I was using Firefox on my Toshiba laptop, which has a Pentium MMX processor at 200 Mhz – just a basic Pentium. It is at the bottom end of Mozilla’s recommended hardware range which may be a factor. It was terribly slow to start and load a (blank) home page, while IE Explorer 6.0.n did the job. That is only partially a function of my old computer – Mozilla has an explantion of how its browsers differ from IE and what system resources it uses. Firefox probably runs better on a faster system.
I found that some pages were just impossible slow to load in Firefox, and basically hung the machine but opened fine in IE. I tried to open monthly archives in a Typepad blog (it had a Blogads feed too) and it hung the machine. The archive was huge because this blogger was prolific and his commenters were numerous and verbose.
Some pages did not display well in Firefox. My brother-in-law codes pages for a government department and he tells me that most trained designers write for IE and don’t bother to write for the minor browers. Then there are all the interesting blogs and self-coded sites. If everyone wrote XHTML compliant… but when is that going to happen.
I couldn’t get streaming audio to work. There is an extension, which is written by a volunteer, which is supposed to integrate with some versions of various audio players but it didn’t work for me and it was too much trouble to play with …
I liked some features of Firefox. It had a built-in Google search bar and I like that much better than IE’s default MSN search, but after some poking I changed the IE search settings and I loaded the Google Toolbar into IE. I liked tabbed browsing, but it isn’t really quicker or cleaner that running multiple Explorer windows. I liked having a Bookmark (favourite) toolbar which put my most-used bookmarks on the screen for quick changes and I will miss that.
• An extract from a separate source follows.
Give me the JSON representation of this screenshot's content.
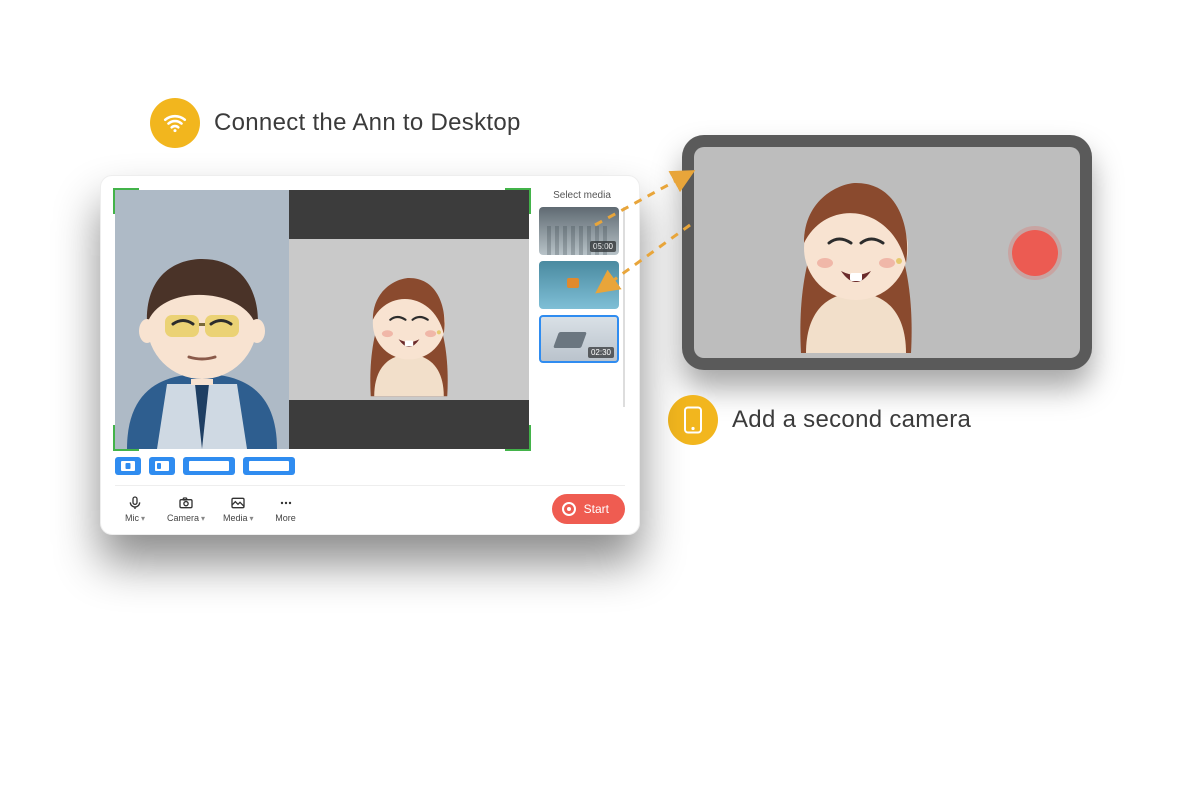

I liked the idea of extensions (plugins).
Some of the extensions I tried were good. There is an Adblocker extension which blocks ads, popups and images more effectively than the built-in pop-up blocker in IE, and can be configured to filter content sources. At the same time, the tool was clumsy to use, since it closed on each setting. That was a problem in blocking ads and images on commercial sites. The extensions are not consistently good.
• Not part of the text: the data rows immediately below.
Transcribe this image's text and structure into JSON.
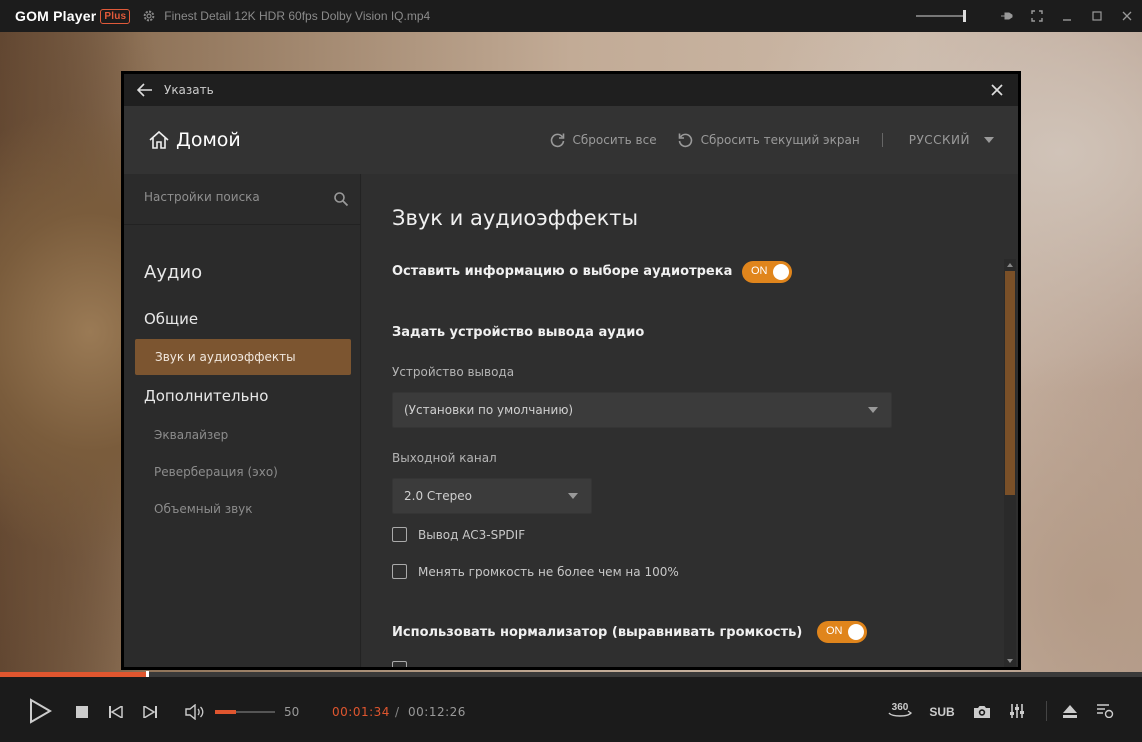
{
  "titlebar": {
    "app_name": "GOM Player",
    "badge": "Plus",
    "filename": "Finest Detail 12K HDR 60fps   Dolby Vision IQ.mp4"
  },
  "dialog": {
    "title": "Указать",
    "header": {
      "home_label": "Домой",
      "reset_all": "Сбросить все",
      "reset_current": "Сбросить текущий экран",
      "language": "РУССКИЙ"
    },
    "sidebar": {
      "search_placeholder": "Настройки поиска",
      "section_audio": "Аудио",
      "section_general": "Общие",
      "active_item": "Звук и аудиоэффекты",
      "section_advanced": "Дополнительно",
      "sub_items": [
        "Эквалайзер",
        "Реверберация (эхо)",
        "Объемный звук"
      ]
    },
    "content": {
      "heading": "Звук и аудиоэффекты",
      "keep_track_info": "Оставить информацию о выборе аудиотрека",
      "keep_track_toggle": "ON",
      "set_output_heading": "Задать устройство вывода аудио",
      "output_device_label": "Устройство вывода",
      "output_device_value": "(Установки по умолчанию)",
      "output_channel_label": "Выходной канал",
      "output_channel_value": "2.0 Стерео",
      "ac3_label": "Вывод AC3-SPDIF",
      "volume_limit_label": "Менять громкость не более чем на 100%",
      "normalizer_label": "Использовать нормализатор (выравнивать громкость)",
      "normalizer_toggle": "ON"
    }
  },
  "controls": {
    "volume_value": "50",
    "volume_level": 0.35,
    "time_current": "00:01:34",
    "time_separator": "/",
    "time_total": "00:12:26",
    "progress": 0.128,
    "vr_label": "360",
    "sub_label": "SUB"
  },
  "colors": {
    "accent": "#e0562f",
    "toggle": "#e0851c",
    "active_item": "#7c5530"
  }
}
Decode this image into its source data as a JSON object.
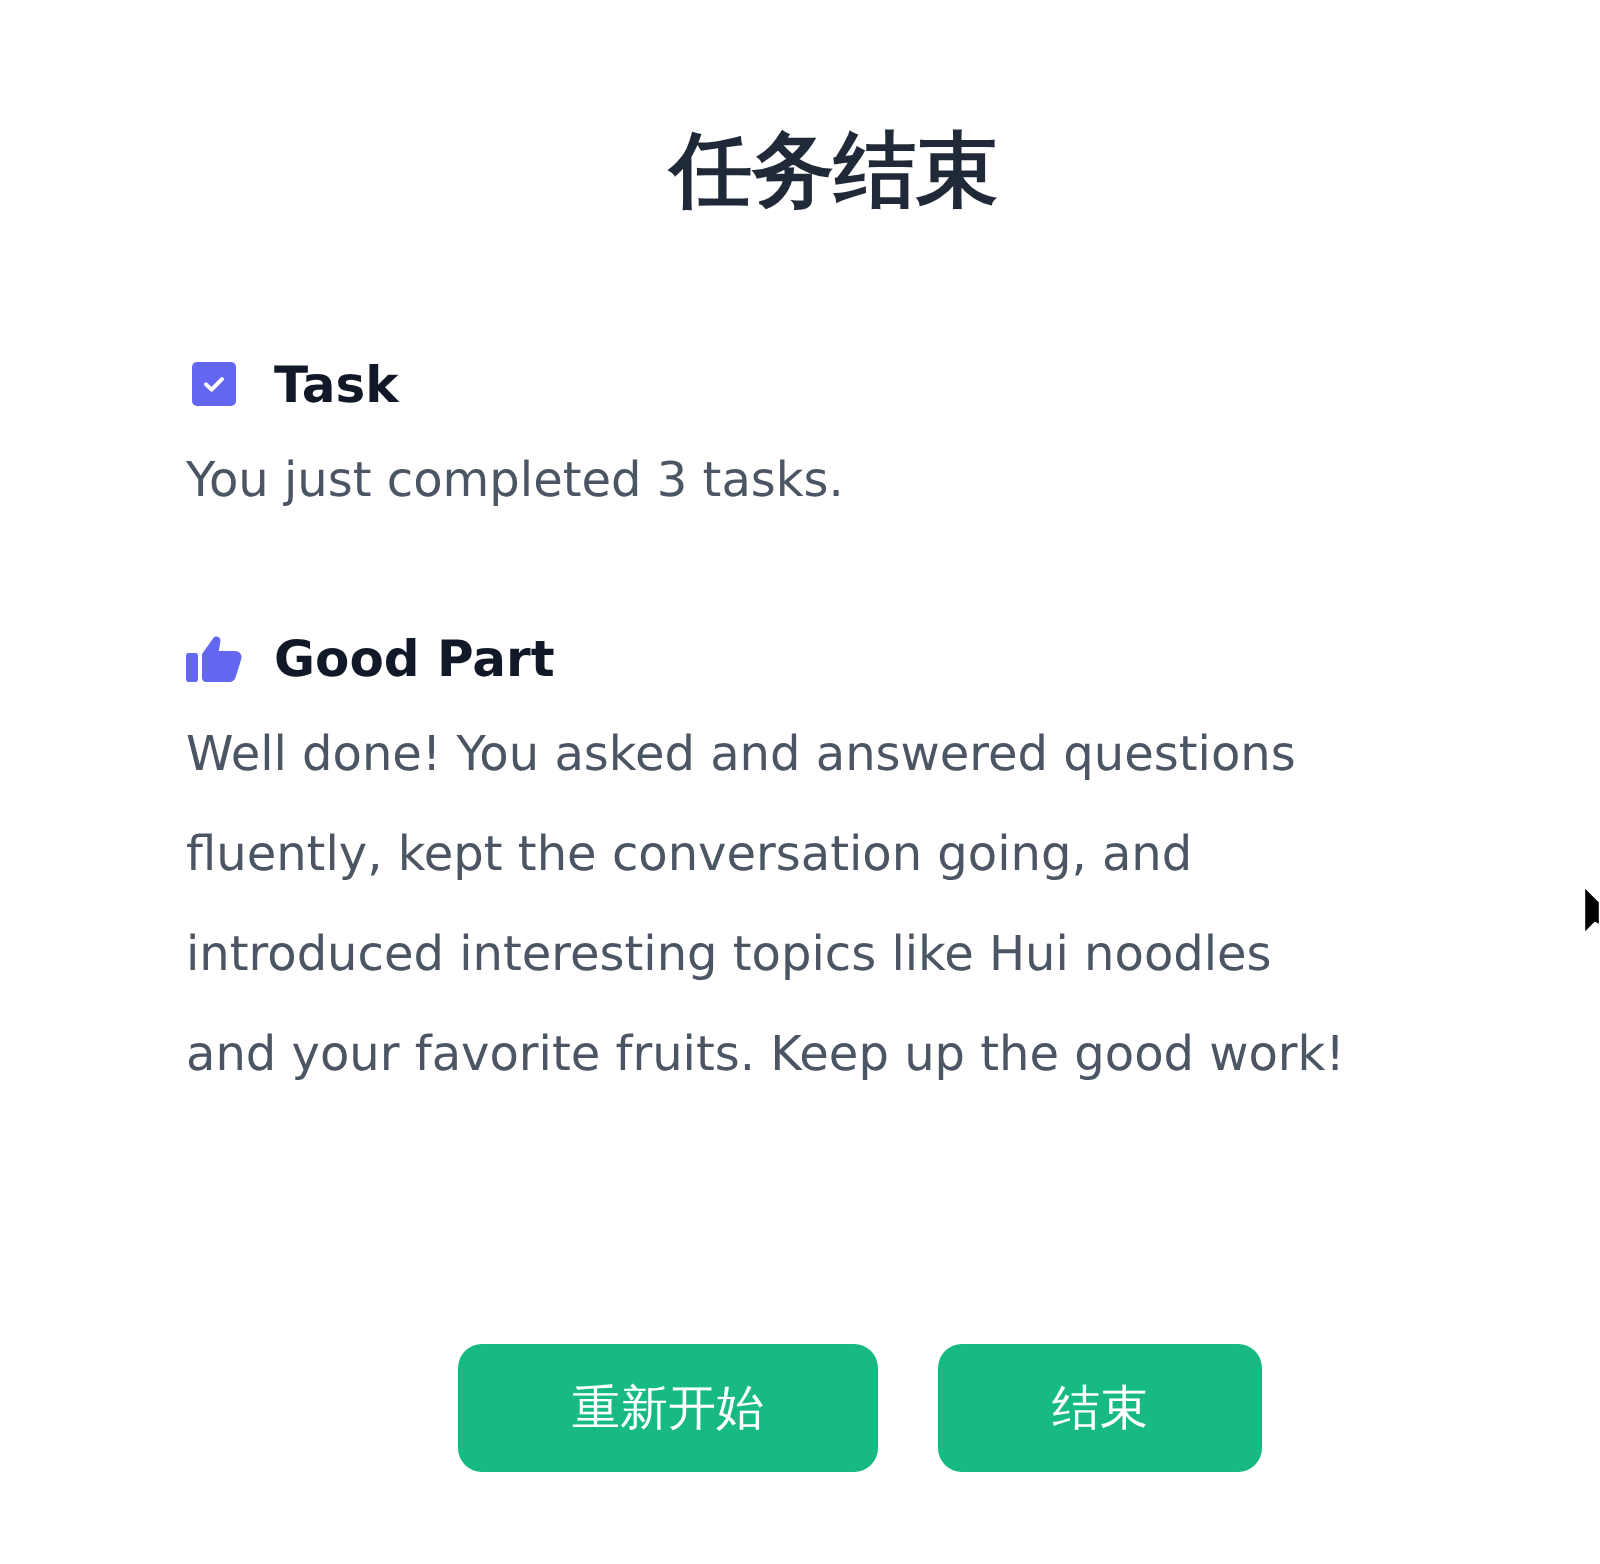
{
  "title": "任务结束",
  "sections": [
    {
      "kind": "task",
      "heading": "Task",
      "body": "You just completed 3 tasks."
    },
    {
      "kind": "praise",
      "heading": "Good Part",
      "body": "Well done! You asked and answered questions fluently, kept the conversation going, and introduced interesting topics like Hui noodles and your favorite fruits. Keep up the good work!"
    }
  ],
  "buttons": [
    {
      "label": "重新开始"
    },
    {
      "label": "结束"
    }
  ]
}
So I gave up and went back to IE.
There is a Firefox plugin to export Firebox Bookmarks to IE Favourites, which allowed me keep the new bookmarks I had added and to keep the folder structure that I had evolved while using Firefox.
I kept the Mozilla Thunderbird Email reader, which compares well to Outlook. It is no slower to load than Outlook, doesn’t have those business products (calendar, journal, saves itself in text files instead of those monster .PST files and is less quirky and more secure out of the box.
I don’t use Firefox either, and agree with your comments. I do user Mozilla, however.
We code for some government departments, too. The last site we did for a federal govt dept. had to be coded to load properly in Version 4 browsers, and to format properly at 640 x 480! We generally aim for backward compatibility to Version 4.7 browsers, but you’re dealing with a lot of CSS incompatibilities at that level.
Validation, whether XHTML or Transitional HTML, is the best process to ensure that pages load properly in all browsers. This takes some work, but we make the effort with every site we do.